Cynicism about politics and public life has become so rampant it is hard to know how to begin to turn the tide.

But on Wednesday, as nearly a thousand members of our Island community crowded the Agricultural Hall to honor F. Patrick Gregory, it was impossible not to sense a collective longing for the simple virtues of respect and kindness.

Pat Gregory was much more than the longtime moderator of West Tisbury, as those who stood to remember him this week made clear. But his core characteristic, a generosity of spirit, flowed through his many roles — husband, father, friend, neighbor, teacher, businessman, civic leader — and infused his public person.

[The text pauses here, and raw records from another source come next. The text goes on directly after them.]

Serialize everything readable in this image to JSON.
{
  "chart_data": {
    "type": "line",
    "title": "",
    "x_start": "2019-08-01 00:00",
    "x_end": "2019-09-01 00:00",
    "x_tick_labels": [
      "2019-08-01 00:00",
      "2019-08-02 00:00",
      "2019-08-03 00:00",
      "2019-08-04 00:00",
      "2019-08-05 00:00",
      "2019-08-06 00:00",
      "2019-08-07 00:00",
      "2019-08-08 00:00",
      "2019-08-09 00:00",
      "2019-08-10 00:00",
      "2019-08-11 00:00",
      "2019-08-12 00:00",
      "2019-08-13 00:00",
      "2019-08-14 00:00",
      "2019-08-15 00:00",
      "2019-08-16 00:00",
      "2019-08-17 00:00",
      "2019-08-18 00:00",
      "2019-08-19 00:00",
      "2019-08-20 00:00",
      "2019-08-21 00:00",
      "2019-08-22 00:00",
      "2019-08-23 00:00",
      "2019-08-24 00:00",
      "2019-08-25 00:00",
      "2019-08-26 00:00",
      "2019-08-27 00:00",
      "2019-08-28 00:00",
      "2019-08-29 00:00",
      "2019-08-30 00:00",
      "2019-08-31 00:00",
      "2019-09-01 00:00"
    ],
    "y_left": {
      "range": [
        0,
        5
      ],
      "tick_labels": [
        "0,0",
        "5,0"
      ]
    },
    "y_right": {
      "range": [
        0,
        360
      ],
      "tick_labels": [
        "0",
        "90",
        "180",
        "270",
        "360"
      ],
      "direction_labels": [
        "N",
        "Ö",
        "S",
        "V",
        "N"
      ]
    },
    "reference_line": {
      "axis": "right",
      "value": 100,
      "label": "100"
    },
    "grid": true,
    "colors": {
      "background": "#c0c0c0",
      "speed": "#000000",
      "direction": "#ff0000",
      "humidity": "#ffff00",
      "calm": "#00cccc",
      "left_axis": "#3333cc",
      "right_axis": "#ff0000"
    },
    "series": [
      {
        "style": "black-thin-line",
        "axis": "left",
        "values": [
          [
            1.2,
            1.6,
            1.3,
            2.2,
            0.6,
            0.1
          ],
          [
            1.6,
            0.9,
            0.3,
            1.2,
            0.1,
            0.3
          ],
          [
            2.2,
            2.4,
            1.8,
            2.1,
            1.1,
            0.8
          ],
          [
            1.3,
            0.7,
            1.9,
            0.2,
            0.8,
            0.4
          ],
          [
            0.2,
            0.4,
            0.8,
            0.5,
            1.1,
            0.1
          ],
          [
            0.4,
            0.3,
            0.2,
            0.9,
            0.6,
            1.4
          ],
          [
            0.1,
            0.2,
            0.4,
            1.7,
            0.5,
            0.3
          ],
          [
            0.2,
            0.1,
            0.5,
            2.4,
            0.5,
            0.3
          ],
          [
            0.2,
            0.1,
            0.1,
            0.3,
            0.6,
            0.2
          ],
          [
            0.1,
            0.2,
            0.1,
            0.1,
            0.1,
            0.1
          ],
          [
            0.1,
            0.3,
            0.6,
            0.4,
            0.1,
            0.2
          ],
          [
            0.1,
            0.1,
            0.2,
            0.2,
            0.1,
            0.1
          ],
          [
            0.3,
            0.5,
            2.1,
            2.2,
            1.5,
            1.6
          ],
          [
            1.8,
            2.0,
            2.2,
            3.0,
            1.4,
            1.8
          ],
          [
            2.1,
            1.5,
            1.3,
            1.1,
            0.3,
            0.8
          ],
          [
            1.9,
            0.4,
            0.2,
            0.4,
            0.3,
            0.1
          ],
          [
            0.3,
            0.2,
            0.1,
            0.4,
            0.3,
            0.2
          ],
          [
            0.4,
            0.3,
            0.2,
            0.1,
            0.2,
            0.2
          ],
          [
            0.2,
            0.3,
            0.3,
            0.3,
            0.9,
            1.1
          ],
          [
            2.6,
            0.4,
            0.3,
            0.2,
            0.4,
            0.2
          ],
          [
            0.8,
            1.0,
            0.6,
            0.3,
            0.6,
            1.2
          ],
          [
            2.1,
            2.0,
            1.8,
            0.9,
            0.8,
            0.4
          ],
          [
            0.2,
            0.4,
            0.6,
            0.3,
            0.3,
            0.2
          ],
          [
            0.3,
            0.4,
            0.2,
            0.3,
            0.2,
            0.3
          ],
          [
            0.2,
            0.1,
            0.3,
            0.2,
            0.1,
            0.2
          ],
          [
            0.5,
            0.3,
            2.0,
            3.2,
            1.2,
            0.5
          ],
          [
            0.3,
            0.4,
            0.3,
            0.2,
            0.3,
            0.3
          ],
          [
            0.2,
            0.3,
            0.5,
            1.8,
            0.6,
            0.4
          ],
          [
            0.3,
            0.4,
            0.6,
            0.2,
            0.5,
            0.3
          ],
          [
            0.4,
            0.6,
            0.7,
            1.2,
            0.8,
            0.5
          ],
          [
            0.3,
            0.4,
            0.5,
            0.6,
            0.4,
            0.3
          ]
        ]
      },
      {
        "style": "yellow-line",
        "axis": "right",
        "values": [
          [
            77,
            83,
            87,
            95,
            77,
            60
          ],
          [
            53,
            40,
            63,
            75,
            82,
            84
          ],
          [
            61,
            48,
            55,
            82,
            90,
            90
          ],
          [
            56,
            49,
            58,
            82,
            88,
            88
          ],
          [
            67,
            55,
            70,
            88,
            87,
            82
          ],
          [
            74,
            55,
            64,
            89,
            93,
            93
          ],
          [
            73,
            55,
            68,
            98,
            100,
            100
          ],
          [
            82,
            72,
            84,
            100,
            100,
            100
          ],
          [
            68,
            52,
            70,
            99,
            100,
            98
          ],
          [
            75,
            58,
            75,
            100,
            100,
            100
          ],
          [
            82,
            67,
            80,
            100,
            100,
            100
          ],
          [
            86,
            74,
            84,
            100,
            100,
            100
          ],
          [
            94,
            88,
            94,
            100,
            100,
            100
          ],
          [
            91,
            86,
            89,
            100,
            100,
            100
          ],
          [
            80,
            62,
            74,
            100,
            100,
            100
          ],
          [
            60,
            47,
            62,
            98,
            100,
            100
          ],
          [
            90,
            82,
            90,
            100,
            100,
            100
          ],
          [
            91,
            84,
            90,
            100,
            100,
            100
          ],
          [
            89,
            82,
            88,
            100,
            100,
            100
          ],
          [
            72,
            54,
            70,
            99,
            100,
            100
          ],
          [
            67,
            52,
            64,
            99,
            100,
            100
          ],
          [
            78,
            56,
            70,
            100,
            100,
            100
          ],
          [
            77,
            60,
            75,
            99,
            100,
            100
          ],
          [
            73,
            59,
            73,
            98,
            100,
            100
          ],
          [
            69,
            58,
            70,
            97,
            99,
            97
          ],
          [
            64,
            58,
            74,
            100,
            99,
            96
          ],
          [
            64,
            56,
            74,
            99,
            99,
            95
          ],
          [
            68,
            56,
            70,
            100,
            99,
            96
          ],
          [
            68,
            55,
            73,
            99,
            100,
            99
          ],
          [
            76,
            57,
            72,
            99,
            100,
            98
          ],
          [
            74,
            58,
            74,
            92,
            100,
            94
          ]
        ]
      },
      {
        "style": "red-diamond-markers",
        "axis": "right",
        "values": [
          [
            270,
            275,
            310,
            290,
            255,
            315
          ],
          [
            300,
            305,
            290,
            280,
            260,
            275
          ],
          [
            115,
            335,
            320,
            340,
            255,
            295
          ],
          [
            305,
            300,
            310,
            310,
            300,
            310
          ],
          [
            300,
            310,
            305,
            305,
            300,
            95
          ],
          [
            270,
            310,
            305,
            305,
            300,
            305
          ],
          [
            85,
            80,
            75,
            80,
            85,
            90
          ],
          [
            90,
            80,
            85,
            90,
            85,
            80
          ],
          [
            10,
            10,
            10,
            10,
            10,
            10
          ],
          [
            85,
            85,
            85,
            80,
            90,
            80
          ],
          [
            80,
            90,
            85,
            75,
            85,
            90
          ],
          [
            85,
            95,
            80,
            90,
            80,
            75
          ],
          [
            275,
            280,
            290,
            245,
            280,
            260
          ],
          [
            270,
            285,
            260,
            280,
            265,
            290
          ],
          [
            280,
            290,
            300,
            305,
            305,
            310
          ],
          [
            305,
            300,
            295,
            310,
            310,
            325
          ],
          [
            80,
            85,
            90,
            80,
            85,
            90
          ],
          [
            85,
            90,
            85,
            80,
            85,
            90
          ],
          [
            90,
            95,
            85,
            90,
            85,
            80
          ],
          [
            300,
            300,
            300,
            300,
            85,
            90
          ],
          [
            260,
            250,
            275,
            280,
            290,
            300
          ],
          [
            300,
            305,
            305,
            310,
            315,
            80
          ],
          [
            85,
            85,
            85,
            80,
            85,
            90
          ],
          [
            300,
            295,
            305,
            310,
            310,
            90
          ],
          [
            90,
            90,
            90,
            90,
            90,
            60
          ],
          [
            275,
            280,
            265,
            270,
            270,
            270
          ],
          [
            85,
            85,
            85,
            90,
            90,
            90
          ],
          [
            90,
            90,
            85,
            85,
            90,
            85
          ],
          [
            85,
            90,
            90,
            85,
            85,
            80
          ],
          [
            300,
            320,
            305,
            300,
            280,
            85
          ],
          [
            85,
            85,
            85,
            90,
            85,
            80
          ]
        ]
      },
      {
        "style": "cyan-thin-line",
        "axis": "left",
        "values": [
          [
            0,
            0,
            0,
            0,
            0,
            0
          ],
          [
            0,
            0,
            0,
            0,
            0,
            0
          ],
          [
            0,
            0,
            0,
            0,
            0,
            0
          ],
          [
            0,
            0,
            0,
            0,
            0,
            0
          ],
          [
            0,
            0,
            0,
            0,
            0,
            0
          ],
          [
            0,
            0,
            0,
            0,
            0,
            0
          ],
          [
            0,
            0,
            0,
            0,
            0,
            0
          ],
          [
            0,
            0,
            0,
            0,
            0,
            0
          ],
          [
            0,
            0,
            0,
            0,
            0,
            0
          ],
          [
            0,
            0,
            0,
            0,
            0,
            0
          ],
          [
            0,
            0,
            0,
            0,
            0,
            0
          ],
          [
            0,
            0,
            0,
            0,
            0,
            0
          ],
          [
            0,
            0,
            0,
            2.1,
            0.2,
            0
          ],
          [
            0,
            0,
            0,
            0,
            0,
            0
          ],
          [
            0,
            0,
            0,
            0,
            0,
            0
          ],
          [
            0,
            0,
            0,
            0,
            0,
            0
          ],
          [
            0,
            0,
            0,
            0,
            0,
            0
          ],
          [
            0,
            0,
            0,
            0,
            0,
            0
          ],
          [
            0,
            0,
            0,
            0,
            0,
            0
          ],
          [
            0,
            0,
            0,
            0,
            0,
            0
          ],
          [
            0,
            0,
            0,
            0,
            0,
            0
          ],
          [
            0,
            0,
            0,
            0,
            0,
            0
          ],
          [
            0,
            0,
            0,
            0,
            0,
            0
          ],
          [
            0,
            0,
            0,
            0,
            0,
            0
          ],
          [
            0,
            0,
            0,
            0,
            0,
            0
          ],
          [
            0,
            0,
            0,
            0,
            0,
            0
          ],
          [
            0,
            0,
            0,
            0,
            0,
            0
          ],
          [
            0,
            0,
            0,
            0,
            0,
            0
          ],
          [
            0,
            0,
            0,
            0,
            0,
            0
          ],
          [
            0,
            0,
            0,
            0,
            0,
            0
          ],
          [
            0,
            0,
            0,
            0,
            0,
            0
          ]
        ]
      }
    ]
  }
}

He knew when to allow discussion and when to cut off debate, selectman Cynthia Mitchell told the congregation. He never had a bad word to say about anyone, said his college roommate, Joseph Arceri. He didn’t believe in vengeance, said his daughter, Shannon.

“My dad was a whistler, an optimist, a believer in the human spirit,” said his son, Timothy, “He would tell me, give a guy an out. Give a person an out. And what he meant was, help a person out. Empathize.”

It’s a small, but powerful prescription, and one that might find current application in various places around the Island where good, well-meaning people disagree.

Perhaps no one would have been more surprised than Pat to discover that the loss of one person, a gentleman in every sense of the word, could resonate so deeply in a community.

How better to keep his legacy alive than to occasionally ask ourselves, what would Pat do?